Entwaffnung: Ein Versprechen ist Ein Versprechen




Der Weltfrieden ist an die Entwaffnung gebunden. Und die Entwaffnung ist – optimistisch gesprochen – ins Stocken geraten. So begrüßen wir also das Jahr 2005, in dem sich der 60. Jahrestag der Gründung der Vereinten Nationen jährt; jenes Organismus, der darauf abzielt, mittels internationaler Strukturen und Zusammenarbeit die Erreichung des Friedens umzusetzen.
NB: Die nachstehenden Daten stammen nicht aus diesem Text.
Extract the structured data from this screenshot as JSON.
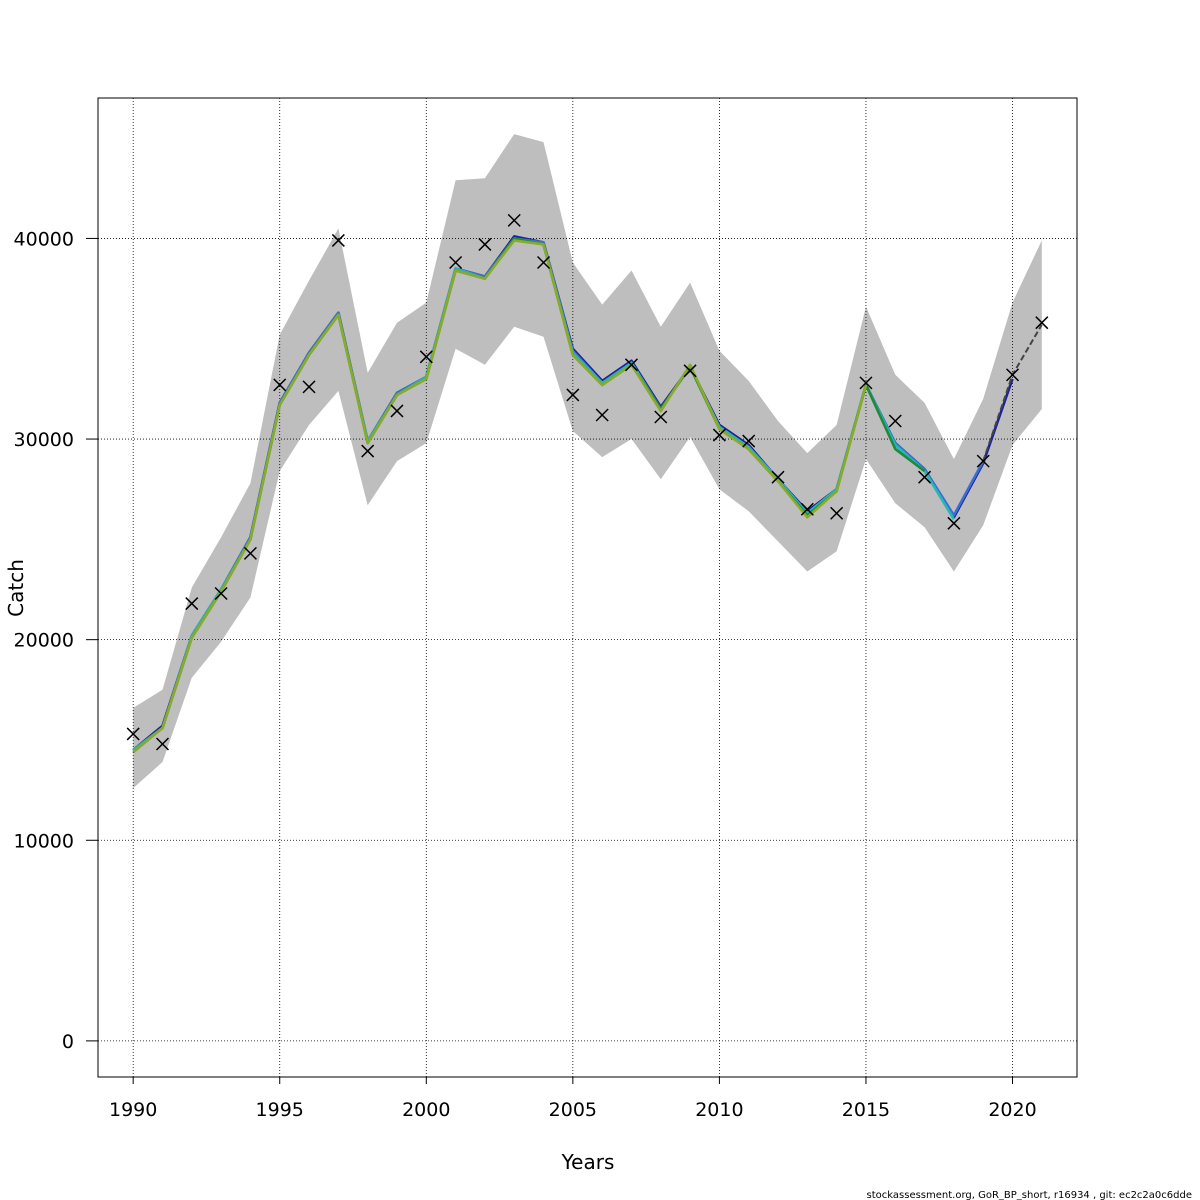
{
  "chart_data": {
    "type": "line",
    "title": "",
    "xlabel": "Years",
    "ylabel": "Catch",
    "xlim": [
      1988.8,
      2022.2
    ],
    "ylim": [
      -1800,
      47000
    ],
    "x_ticks": [
      1990,
      1995,
      2000,
      2005,
      2010,
      2015,
      2020
    ],
    "y_ticks": [
      0,
      10000,
      20000,
      30000,
      40000
    ],
    "grid": true,
    "band": {
      "years": [
        1990,
        1991,
        1992,
        1993,
        1994,
        1995,
        1996,
        1997,
        1998,
        1999,
        2000,
        2001,
        2002,
        2003,
        2004,
        2005,
        2006,
        2007,
        2008,
        2009,
        2010,
        2011,
        2012,
        2013,
        2014,
        2015,
        2016,
        2017,
        2018,
        2019,
        2020,
        2021
      ],
      "upper": [
        16600,
        17500,
        22600,
        25100,
        27800,
        35200,
        37900,
        40500,
        33300,
        35800,
        36800,
        42900,
        43000,
        45200,
        44800,
        38800,
        36700,
        38400,
        35600,
        37800,
        34400,
        32900,
        30900,
        29300,
        30700,
        36600,
        33200,
        31800,
        29000,
        32000,
        36800,
        39900
      ],
      "lower": [
        12600,
        13900,
        18100,
        19900,
        22100,
        28400,
        30700,
        32400,
        26700,
        28900,
        29800,
        34500,
        33700,
        35600,
        35100,
        30400,
        29100,
        30000,
        28000,
        30100,
        27500,
        26400,
        24900,
        23400,
        24400,
        29000,
        26800,
        25600,
        23400,
        25700,
        29700,
        31500
      ]
    },
    "series": [
      {
        "color": "#1f1f9a",
        "x": [
          1990,
          1991,
          1992,
          1993,
          1994,
          1995,
          1996,
          1997,
          1998,
          1999,
          2000,
          2001,
          2002,
          2003,
          2004,
          2005,
          2006,
          2007,
          2008,
          2009,
          2010,
          2011,
          2012,
          2013,
          2014,
          2015,
          2016,
          2017,
          2018,
          2019,
          2020
        ],
        "y": [
          14500,
          15700,
          20200,
          22500,
          25100,
          31800,
          34300,
          36300,
          29900,
          32300,
          33100,
          38500,
          38100,
          40100,
          39800,
          34500,
          32900,
          33900,
          31600,
          33600,
          30700,
          29700,
          28000,
          26400,
          27500,
          32700,
          29800,
          28500,
          26100,
          28800,
          33000
        ]
      },
      {
        "color": "#3a6fd0",
        "x": [
          1990,
          1991,
          1992,
          1993,
          1994,
          1995,
          1996,
          1997,
          1998,
          1999,
          2000,
          2001,
          2002,
          2003,
          2004,
          2005,
          2006,
          2007,
          2008,
          2009,
          2010,
          2011,
          2012,
          2013,
          2014,
          2015,
          2016,
          2017,
          2018,
          2019
        ],
        "y": [
          14500,
          15600,
          20200,
          22500,
          25100,
          31800,
          34300,
          36300,
          29900,
          32300,
          33100,
          38500,
          38100,
          40000,
          39800,
          34400,
          32800,
          33800,
          31500,
          33600,
          30600,
          29600,
          28000,
          26300,
          27500,
          32700,
          29800,
          28500,
          26200,
          28900
        ]
      },
      {
        "color": "#2bb5b5",
        "x": [
          1990,
          1991,
          1992,
          1993,
          1994,
          1995,
          1996,
          1997,
          1998,
          1999,
          2000,
          2001,
          2002,
          2003,
          2004,
          2005,
          2006,
          2007,
          2008,
          2009,
          2010,
          2011,
          2012,
          2013,
          2014,
          2015,
          2016,
          2017,
          2018
        ],
        "y": [
          14500,
          15600,
          20200,
          22500,
          25000,
          31700,
          34200,
          36200,
          29900,
          32200,
          33100,
          38500,
          38000,
          40000,
          39700,
          34300,
          32800,
          33800,
          31500,
          33600,
          30600,
          29600,
          28000,
          26300,
          27500,
          32700,
          29700,
          28400,
          26000
        ]
      },
      {
        "color": "#1f8a3a",
        "x": [
          1990,
          1991,
          1992,
          1993,
          1994,
          1995,
          1996,
          1997,
          1998,
          1999,
          2000,
          2001,
          2002,
          2003,
          2004,
          2005,
          2006,
          2007,
          2008,
          2009,
          2010,
          2011,
          2012,
          2013,
          2014,
          2015,
          2016,
          2017
        ],
        "y": [
          14400,
          15600,
          20100,
          22400,
          25000,
          31700,
          34200,
          36200,
          29800,
          32200,
          33000,
          38400,
          38000,
          40000,
          39700,
          34200,
          32700,
          33700,
          31500,
          33600,
          30500,
          29500,
          27900,
          26200,
          27400,
          32700,
          29500,
          28400
        ]
      },
      {
        "color": "#8aaa2a",
        "x": [
          1990,
          1991,
          1992,
          1993,
          1994,
          1995,
          1996,
          1997,
          1998,
          1999,
          2000,
          2001,
          2002,
          2003,
          2004,
          2005,
          2006,
          2007,
          2008,
          2009,
          2010,
          2011,
          2012,
          2013,
          2014,
          2015
        ],
        "y": [
          14400,
          15600,
          20100,
          22400,
          25000,
          31700,
          34200,
          36200,
          29800,
          32200,
          33000,
          38400,
          38000,
          39900,
          39700,
          34200,
          32700,
          33700,
          31400,
          33700,
          30500,
          29500,
          27900,
          26100,
          27400,
          32700
        ]
      },
      {
        "color": "#444444",
        "dashed": true,
        "x": [
          2019,
          2020,
          2021
        ],
        "y": [
          28900,
          33200,
          35700
        ]
      }
    ],
    "observations": {
      "x": [
        1990,
        1991,
        1992,
        1993,
        1994,
        1995,
        1996,
        1997,
        1998,
        1999,
        2000,
        2001,
        2002,
        2003,
        2004,
        2005,
        2006,
        2007,
        2008,
        2009,
        2010,
        2011,
        2012,
        2013,
        2014,
        2015,
        2016,
        2017,
        2018,
        2019,
        2020,
        2021
      ],
      "y": [
        15300,
        14800,
        21800,
        22300,
        24300,
        32700,
        32600,
        39900,
        29400,
        31400,
        34100,
        38800,
        39700,
        40900,
        38800,
        32200,
        31200,
        33700,
        31100,
        33400,
        30200,
        29900,
        28100,
        26500,
        26300,
        32800,
        30900,
        28100,
        25800,
        28900,
        33200,
        35800
      ]
    }
  },
  "footer_text": "stockassessment.org, GoR_BP_short, r16934 , git: ec2c2a0c6dde"
}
Im Jahr 2003 wurden 956 Milliarden Dollar auf Militärausgaben verwendet, 11% mehr als noch im Jahr zuvor, 18% mehr als 2001. Und wir können nicht sagen, daß all diese Ausgaben den Irak betreffen, sondern müssen zugeben, daß sie Folge einer Kettenreaktion in einer in dem sog. Kampf gegen den Terrorismus aus dem Gleichgewicht geratenen und von Angst erdrückten Welt sind (derzeit sind ca. 640 Millionen Gewehre im Umlauf, Jahr für Jahr werden 14 Milliarden Gewehrkugeln produziert). Aber, diese gerechtfertigte Rhetorik einmal beiseite gelassen, steht doch außer Frage, daß diese enormen Ressourcen, auch und vor allem im Bereich der Entwicklungsländer, „umgeleitet“, nicht ihrem vernünftigsten und humanitärsten Zweck zugeführt werden: dem, die Armut zu mildern, Wohnungen zu bauen, für medizinische Assistenz (AIDS) und Bildung zu sorgen. Man muß sich also zu recht fragen, wie man den von der UNO in den Millennium Development Goals gemachten Vorhersagen hinsichtlich der Halbierung der Zahl der Hungernden auf der Welt bis zum Jahr 2015 gerecht werden will, wenn es in einem anderen UNO-Text, dem Human Development Index heißt, daß in den letzten 10 Jahren in der Hälfte der als am rückständigsten eingestuften Länder Kriege tobten. Die UNO-Experten sind inzwischen mehr als eingedeckt mit Forschungsberichten, die sich mit dem Zusammenhang zwischen Entwaffnung und Entwicklung befassen.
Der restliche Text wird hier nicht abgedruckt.